Sternstunden der organischen Chemie

Aber nicht nur Infektionen quälten die Menschen zu damaligen Zeiten. Gerade Kinder litten an der Rachitis, einer Erweichung ihrer Knochen aufgrund von Vit­amin-D-Mangel. Adolf Windaus klärte die Struktur von Cholesterin, Gallensäuren und Vitaminen auf. Er entwickelte auch die industrielle Vitamin-D-Synthese. Bereits damals wurde Vigantol in den Markt eingeführt. Albert Szent-Györgyi isolierte Vitamin C und entdeckte dessen Bedeutung gegen die früher recht häufige „Seefahrerkrankheit“ Skorbut. Die organische Chemie war in vollster Blüte.

Julius Axelrod verhalf Paracetamol als Analgetikum zum Durchbruch. Und Leo Sternbach brachte mehr als 240 Arznei­mittel zur Patentreife, darunter Librium und Valium aus der Stoffklasse der Benzodiazepine.

Das gentechnologische Zeitalter beginnt

Nach dem Zweiten Weltkrieg hielten molekularbiologische Technologien Einzug in die Labors. Frederick Sanger und Kolleg/innen gelang es erstmals, Proteine beziehungsweise Nukleinsäuren zu sequenzieren. Damit wurden Gene sowie Genprodukte als Zielstrukturen der Pharmakotherapie erkannt. Heute gelten personalisierte Therapien bei Erkrankungen wie Krebs als erfolgversprechendste Strategie. Die Behandlung orientiert sich zunehmend an Biomarkern.
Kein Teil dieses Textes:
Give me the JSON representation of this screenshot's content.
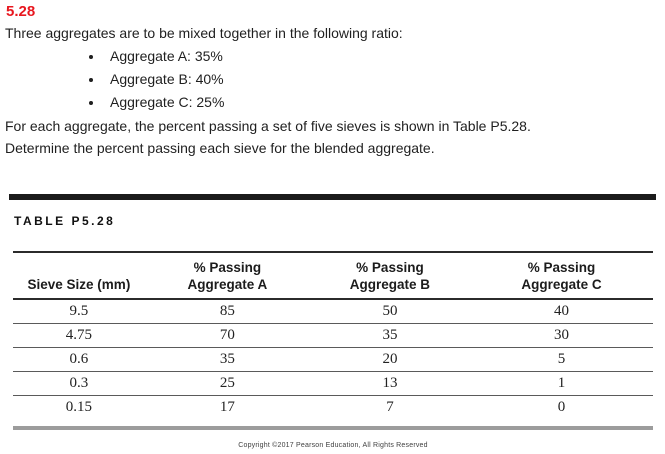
{
  "page": {
    "problem_number": "5.28",
    "intro": "Three aggregates are to be mixed together in the following ratio:",
    "bullets": [
      "Aggregate A: 35%",
      "Aggregate B: 40%",
      "Aggregate C: 25%"
    ],
    "body_line_1": "For each aggregate, the percent passing a set of five sieves is shown in Table P5.28.",
    "body_line_2": "Determine the percent passing each sieve for the blended aggregate."
  },
  "table": {
    "caption": "TABLE P5.28",
    "headers": {
      "col1": "Sieve Size (mm)",
      "col2_line1": "% Passing",
      "col2_line2": "Aggregate A",
      "col3_line1": "% Passing",
      "col3_line2": "Aggregate B",
      "col4_line1": "% Passing",
      "col4_line2": "Aggregate C"
    },
    "rows": [
      [
        "9.5",
        "85",
        "50",
        "40"
      ],
      [
        "4.75",
        "70",
        "35",
        "30"
      ],
      [
        "0.6",
        "35",
        "20",
        "5"
      ],
      [
        "0.3",
        "25",
        "13",
        "1"
      ],
      [
        "0.15",
        "17",
        "7",
        "0"
      ]
    ]
  },
  "footer": {
    "copyright": "Copyright ©2017 Pearson Education, All Rights Reserved"
  },
  "colors": {
    "problem_number_red": "#e8171f",
    "divider_dark": "#1b1b1b",
    "table_bottom_gray": "#9c9c9c"
  }
}
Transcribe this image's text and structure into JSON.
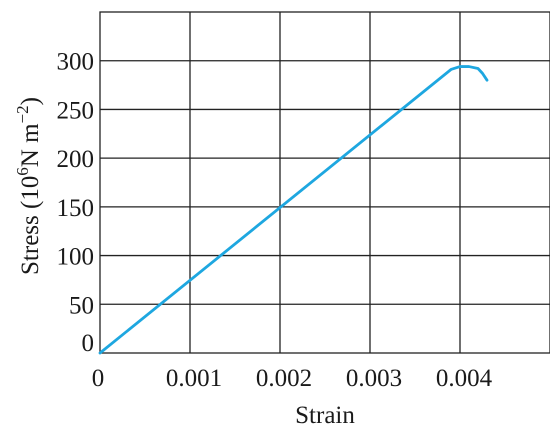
{
  "chart_data": {
    "type": "line",
    "title": "",
    "xlabel": "Strain",
    "ylabel_main": "Stress (10",
    "ylabel_exp1": "6",
    "ylabel_unit": "N m",
    "ylabel_exp2": "−2",
    "ylabel_close": ")",
    "xlim": [
      0,
      0.005
    ],
    "ylim": [
      0,
      350
    ],
    "x_ticks": [
      {
        "value": 0,
        "label": "0"
      },
      {
        "value": 0.001,
        "label": "0.001"
      },
      {
        "value": 0.002,
        "label": "0.002"
      },
      {
        "value": 0.003,
        "label": "0.003"
      },
      {
        "value": 0.004,
        "label": "0.004"
      }
    ],
    "y_ticks": [
      {
        "value": 0,
        "label": "0"
      },
      {
        "value": 50,
        "label": "50"
      },
      {
        "value": 100,
        "label": "100"
      },
      {
        "value": 150,
        "label": "150"
      },
      {
        "value": 200,
        "label": "200"
      },
      {
        "value": 250,
        "label": "250"
      },
      {
        "value": 300,
        "label": "300"
      }
    ],
    "grid": true,
    "series": [
      {
        "color": "#1ea7e0",
        "points": [
          {
            "x": 0,
            "y": 0
          },
          {
            "x": 0.0039,
            "y": 291
          },
          {
            "x": 0.004,
            "y": 294
          },
          {
            "x": 0.0041,
            "y": 294
          },
          {
            "x": 0.0042,
            "y": 292
          },
          {
            "x": 0.00425,
            "y": 287
          },
          {
            "x": 0.0043,
            "y": 280
          }
        ]
      }
    ]
  }
}
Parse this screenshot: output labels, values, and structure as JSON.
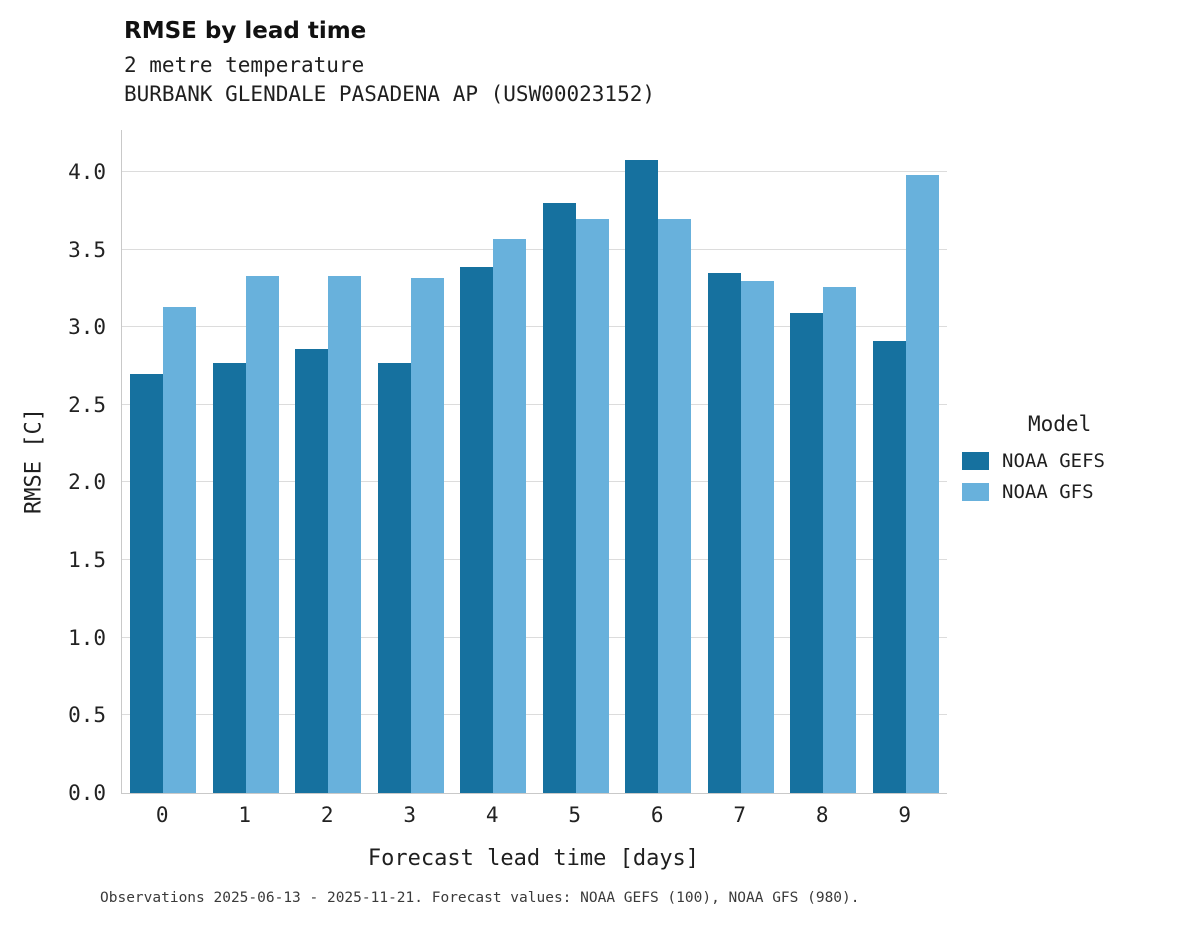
{
  "title": "RMSE by lead time",
  "subtitle_variable": "2 metre temperature",
  "subtitle_station": "BURBANK GLENDALE PASADENA AP (USW00023152)",
  "footer": "Observations 2025-06-13 - 2025-11-21. Forecast values: NOAA GEFS (100), NOAA GFS (980).",
  "legend": {
    "title": "Model",
    "entries": [
      {
        "label": "NOAA GEFS",
        "color": "#16719f"
      },
      {
        "label": "NOAA GFS",
        "color": "#68b1dc"
      }
    ]
  },
  "chart_data": {
    "type": "bar",
    "title": "RMSE by lead time",
    "subtitle": [
      "2 metre temperature",
      "BURBANK GLENDALE PASADENA AP (USW00023152)"
    ],
    "xlabel": "Forecast lead time [days]",
    "ylabel": "RMSE [C]",
    "categories": [
      0,
      1,
      2,
      3,
      4,
      5,
      6,
      7,
      8,
      9
    ],
    "series": [
      {
        "name": "NOAA GEFS",
        "color": "#16719f",
        "values": [
          2.7,
          2.77,
          2.86,
          2.77,
          3.39,
          3.8,
          4.08,
          3.35,
          3.09,
          2.91
        ]
      },
      {
        "name": "NOAA GFS",
        "color": "#68b1dc",
        "values": [
          3.13,
          3.33,
          3.33,
          3.32,
          3.57,
          3.7,
          3.7,
          3.3,
          3.26,
          3.98
        ]
      }
    ],
    "ylim": [
      0,
      4.27
    ],
    "yticks": [
      0.0,
      0.5,
      1.0,
      1.5,
      2.0,
      2.5,
      3.0,
      3.5,
      4.0
    ],
    "grid": true,
    "legend_position": "right"
  }
}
Bei aller Euphorie hat das alte medizinische Prinzip „primum non nocere“ („zuerst einmal nicht schaden“) auch in der Pharmazie seine Bedeutung. Koch geriet wegen seines wirkungslosen Tuberkulin-Serums in die Schlagzeilen. Und Widukind Lenz fand in Contergan die Ursache für das gehäufte Auftreten von Missbildungen bei Neuge­borenen. Auch solche dunklen Seiten beleuchten die Autoren.

Michael van den Heuvel

Ernst Mutschler und Christoph Friedrich: Leuchttürme – Erfolgreiche Arzneimittelforscher im 20. Jahrhundert

S. Hirzel Verlag 2020, gebunden, 308 Seiten; 21,80 Euro.